Equus propone unos traspasos temporales y espaciales muy contundentes por lo que el montaje requiere de mucha maestría compositiva para no perder espesor en la atmósfera intimista que precisa la obra.
Cuando decía que todo transcurría sobre un mismo plano escénico hay que destacar que los actores están en todo momento expuestos ante el público, sentados a los lados del escenario, intervienen en la medida en que tienen que participar y luego regresan a sus puestos. Pero son no fantasmas ni siluetas, son presencias participantes en la galopante y compleja trama de Equus.
Ahora que escribo esta nota sin programa de mano, no porque no lo dieron sino porque lo perdí, no puedo precisar la banda sonora, no la recuerdo, sí tengo muy marcado el diseño de luces en su mayoría planas, pero en oportunidades centradas en determinados focos que acentúan el carácter de las actuaciones que requieren de un concreto esfuerzo físico, además de la necesaria vehemencia con que cada personaje tiene que ser asumido.
No solo el empleo o manejo de las luces sino también las rupturas actorales, que fungen como especies de transiciones, permiten el acontecer paralelo o contrapuntístico del tiempo y el espacio, de un lado y de otro; entramos y salimos indistintamente del pasado, del presente, participamos de recuerdos, evocaciones, acciones en ambientes disímiles.

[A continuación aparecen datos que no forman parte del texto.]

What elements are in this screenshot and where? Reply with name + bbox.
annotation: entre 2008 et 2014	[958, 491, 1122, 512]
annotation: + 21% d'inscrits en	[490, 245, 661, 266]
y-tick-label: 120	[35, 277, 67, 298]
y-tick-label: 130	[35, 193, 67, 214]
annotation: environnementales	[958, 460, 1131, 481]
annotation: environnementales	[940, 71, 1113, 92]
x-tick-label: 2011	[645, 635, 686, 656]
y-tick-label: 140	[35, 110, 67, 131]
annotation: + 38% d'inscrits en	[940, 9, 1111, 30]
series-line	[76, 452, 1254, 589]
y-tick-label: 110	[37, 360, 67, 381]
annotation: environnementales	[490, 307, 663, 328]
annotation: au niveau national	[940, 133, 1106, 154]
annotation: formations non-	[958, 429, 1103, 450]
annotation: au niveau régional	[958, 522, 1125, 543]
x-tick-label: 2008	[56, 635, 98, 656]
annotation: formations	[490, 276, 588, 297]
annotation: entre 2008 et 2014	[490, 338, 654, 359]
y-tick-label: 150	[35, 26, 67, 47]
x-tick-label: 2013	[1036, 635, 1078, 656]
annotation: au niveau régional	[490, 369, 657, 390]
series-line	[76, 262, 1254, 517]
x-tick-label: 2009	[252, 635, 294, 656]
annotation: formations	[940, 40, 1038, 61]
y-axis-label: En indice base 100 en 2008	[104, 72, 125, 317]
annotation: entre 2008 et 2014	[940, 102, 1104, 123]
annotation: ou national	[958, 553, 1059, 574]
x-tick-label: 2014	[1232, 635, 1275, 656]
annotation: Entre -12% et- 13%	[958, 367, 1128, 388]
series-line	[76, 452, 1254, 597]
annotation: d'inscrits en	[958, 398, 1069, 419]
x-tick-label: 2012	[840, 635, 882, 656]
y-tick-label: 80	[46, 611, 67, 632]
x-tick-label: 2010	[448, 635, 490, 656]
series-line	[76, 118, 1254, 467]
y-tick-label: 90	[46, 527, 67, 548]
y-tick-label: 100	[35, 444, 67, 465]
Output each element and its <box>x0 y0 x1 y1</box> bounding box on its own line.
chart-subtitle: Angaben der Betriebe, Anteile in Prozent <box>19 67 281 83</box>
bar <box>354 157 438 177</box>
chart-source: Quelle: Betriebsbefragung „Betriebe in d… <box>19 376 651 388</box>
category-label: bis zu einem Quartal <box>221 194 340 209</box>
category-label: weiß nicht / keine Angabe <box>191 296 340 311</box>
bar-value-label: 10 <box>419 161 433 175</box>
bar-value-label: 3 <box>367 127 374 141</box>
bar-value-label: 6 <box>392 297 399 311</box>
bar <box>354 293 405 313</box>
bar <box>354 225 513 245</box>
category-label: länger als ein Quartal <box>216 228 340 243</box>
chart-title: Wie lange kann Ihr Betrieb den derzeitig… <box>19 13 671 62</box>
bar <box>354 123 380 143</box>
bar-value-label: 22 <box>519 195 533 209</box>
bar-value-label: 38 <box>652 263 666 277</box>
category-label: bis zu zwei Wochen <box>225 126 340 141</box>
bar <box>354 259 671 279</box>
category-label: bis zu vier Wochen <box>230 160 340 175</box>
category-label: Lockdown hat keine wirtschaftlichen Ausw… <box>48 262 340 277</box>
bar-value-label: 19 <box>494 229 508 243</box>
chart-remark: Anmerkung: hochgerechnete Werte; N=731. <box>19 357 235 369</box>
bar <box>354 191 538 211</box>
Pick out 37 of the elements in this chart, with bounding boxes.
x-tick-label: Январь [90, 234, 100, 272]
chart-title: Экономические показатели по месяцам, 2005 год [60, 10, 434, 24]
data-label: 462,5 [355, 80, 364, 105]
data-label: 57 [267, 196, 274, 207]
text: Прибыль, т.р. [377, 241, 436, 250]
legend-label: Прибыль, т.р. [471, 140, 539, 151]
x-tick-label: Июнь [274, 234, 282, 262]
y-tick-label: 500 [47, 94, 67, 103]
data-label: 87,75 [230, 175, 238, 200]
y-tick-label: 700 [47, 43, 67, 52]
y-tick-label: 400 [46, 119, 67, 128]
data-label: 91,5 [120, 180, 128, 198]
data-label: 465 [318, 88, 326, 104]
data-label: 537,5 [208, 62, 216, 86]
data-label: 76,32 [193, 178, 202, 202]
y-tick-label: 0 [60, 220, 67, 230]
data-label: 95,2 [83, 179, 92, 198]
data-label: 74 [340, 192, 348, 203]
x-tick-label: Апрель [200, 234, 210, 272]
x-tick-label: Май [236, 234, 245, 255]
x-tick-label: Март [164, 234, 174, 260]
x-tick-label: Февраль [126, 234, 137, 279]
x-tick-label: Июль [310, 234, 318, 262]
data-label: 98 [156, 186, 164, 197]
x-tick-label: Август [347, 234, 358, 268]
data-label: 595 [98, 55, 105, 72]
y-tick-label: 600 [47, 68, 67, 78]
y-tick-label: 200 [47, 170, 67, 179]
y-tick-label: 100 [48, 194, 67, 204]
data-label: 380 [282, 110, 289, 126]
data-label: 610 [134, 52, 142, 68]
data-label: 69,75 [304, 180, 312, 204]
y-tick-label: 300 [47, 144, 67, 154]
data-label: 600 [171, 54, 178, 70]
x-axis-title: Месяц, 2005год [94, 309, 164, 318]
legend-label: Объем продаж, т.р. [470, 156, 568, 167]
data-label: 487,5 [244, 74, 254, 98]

El diseño escenográfico es magro, descarnadamente cónsono con la dinámica que persigue la puesta, que me resultó una especie de ring donde no deja de estar sucediendo una pelea contra los demonios de todos los personajes y los de nosotros en las lunetas.
Por otro lado, una de las venturas de la puesta son las imágenes-cuerpo; la ausencia de la voz y la mirada en cuerpos desnudos quita fuerza humana, pero resulta que en Equuss los cuerpos desnudos en el escenario quedan sustanciados por una leve gesticulación que los despoja de ser cuerpos-objeto, metafóricamente encarnan caballos que en su presencia no nos sentimos a gusto por la extrañeza que provocan. Y dice Theodor Adorno que la extrañeza que provoca no sentirnos del todo a gusto es propia de los acontecimientos cuya entidad relacionante es una prolífica expresión estética.
Extrañeza y asombro ante la inquietante tensión de cuerpos desnudos que sin negar del todo su humanidad, laten con una complacencia de naturaleza inquietante. Mirando cuerpos así no nos sentimos a gusto, nos asombramos como ya casi hemos olvidado de hacerlo por la desacralización que nuestra cultura ha hecho del desnudo. Hay una sensible alteridad externizada en esos desnudos incrustados en imágenes de asepsia marmórea.
Equus tiene nueve personajes que en la adaptación que nos llega conservan el poderío dramatúrgico de la obra de Peter Shaffe, quien se basó en un hecho real para ficcionalizar sobre la fascinación sexual y religiosa que ejerce un caballo en un chico de 17 años y su tratamiento en un hospital psiquiátrico (sic).